В фундаменталистских и консервативных протестантских кругах пророчество — это дань религиозному энтузиазму, выражающемуся либо в хилиастических, либо в экстатических терминах. Хилиасты — такие, как телепроповедник Джек Ван Имп, — трактуют эсхатологию не как Страшный суд, но как Второе пришествие. Адвентистские пророки исследуют Писания, главным образом апокалиптические места, стараясь отыскать и разглядеть знаки «конца времен». Харизматические церкви стремятся подчеркнуть особое значение божественного вдохновения, часто в ущерб и против Предания и священного текста — как будто есть способ отделить rhema от logos ( rhema от logos (греч.) — речь от слова, т. е. отделить logos, здесь — божественный глагол, слово Божие, от rhema — от человеческой речи, от тех слов, в которые облечено это божественное слово. — Прим. ред.) — или же настаивают на том, что сиюминутные и непосредственные откровения имеют ту же ценность, что и богооткровенное Предание. Пророков такой религии можно поставить в один ряд скорее с Монтаном, чем с Марком Отшельником.
Пророческая функция
Надо признать, что обе эти консервативные протестантские традиции действительно отражают — хотя и не без искажений — некоторые аспекты православного учения. Св. Ириней, например, включил хилиастические идеи в свою апологию «Обличение лжеименного гнозиса», а св. Симеон Новый Богослов подчеркивал, что божественное вдохновение должно быть нормой для христианина в его духовной жизни. Однако эти менее известные пророческие традиции — не сердцевина понимания пророчества в Православной церкви. Чтобы выяснить, каково же это понимание, прежде всего откроем Катехизис свт. Филарета Московского, где можно прочесть следующее:
«Помазанниками издревле называли Царей, Первосвященников и Пророков. Почему же Иисус Сын Божий называется Помазанником? Потому, что Его Человечеству безмерно сообщены все дары Духа Святаго, и таким образом Ему в высочайшей степени принадлежит ведение Пророка, святость Первосвященника и могущество Царя». (Пространный христианский катехизис…, ч. I. — Прим. ред.)

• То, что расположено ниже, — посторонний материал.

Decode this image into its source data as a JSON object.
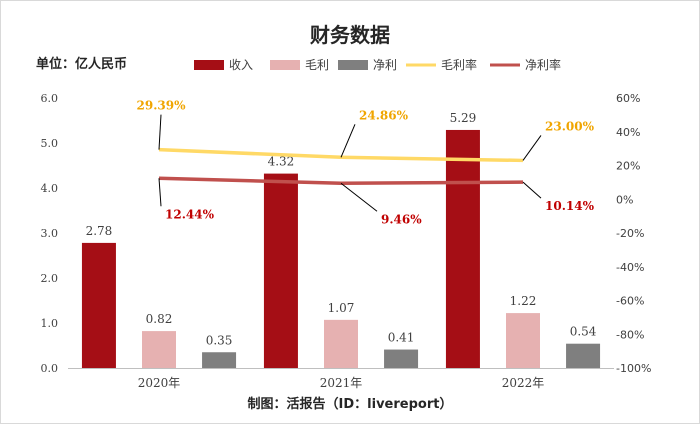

В святоотеческую эпоху взаимосвязь представлений о Христе как о царе, священнике и пророке постоянно находилась в творческом напряжении. Однако, все эти звания имеют одну общую черту — они являются харизмами человечества Христа, дарованными через помазание от Духа Святого.
О. Александр Шмеман, привлекая ранние источники, напоминает нам в своей книге «Водою и Духом», что когда Иисус вышел из вод Иордана после Своего крещения, впервые была явлена истинная природа Сына Божия. Это было откровение Св. Троицы, и Иисус, выходящий из вод, был, так сказать, способом показать божественное достоинство Того, кем Он был в действительности. Полное же достоинство Иисуса как человека, однако, выявилось в том, что получив Святого Духа от Отца, Он был помазан быть величайшим из пророков, нашим единственно истинным Первосвященником и высшим Посредником между Богом и человечеством, и нашим непреходящим Царем — единственным, кто правит с истинной властью и абсолютной справедливостью.
О. Александр Шмеман утверждает — как бы ни было нам страшно принять это — что и наше крещение и последующее за ним миропомазание — это также действие Св. Троицы и призыв к этим трем служениям, так что мы можем уподобиться Христу в нашей помазанной человеческой природе. Теперь мы привиты Телу Христову через воды крещения силою Духа Святого и утверждены Отцом быть сонаследниками Христу. И мы тоже призваны быть пророками, священниками и царями.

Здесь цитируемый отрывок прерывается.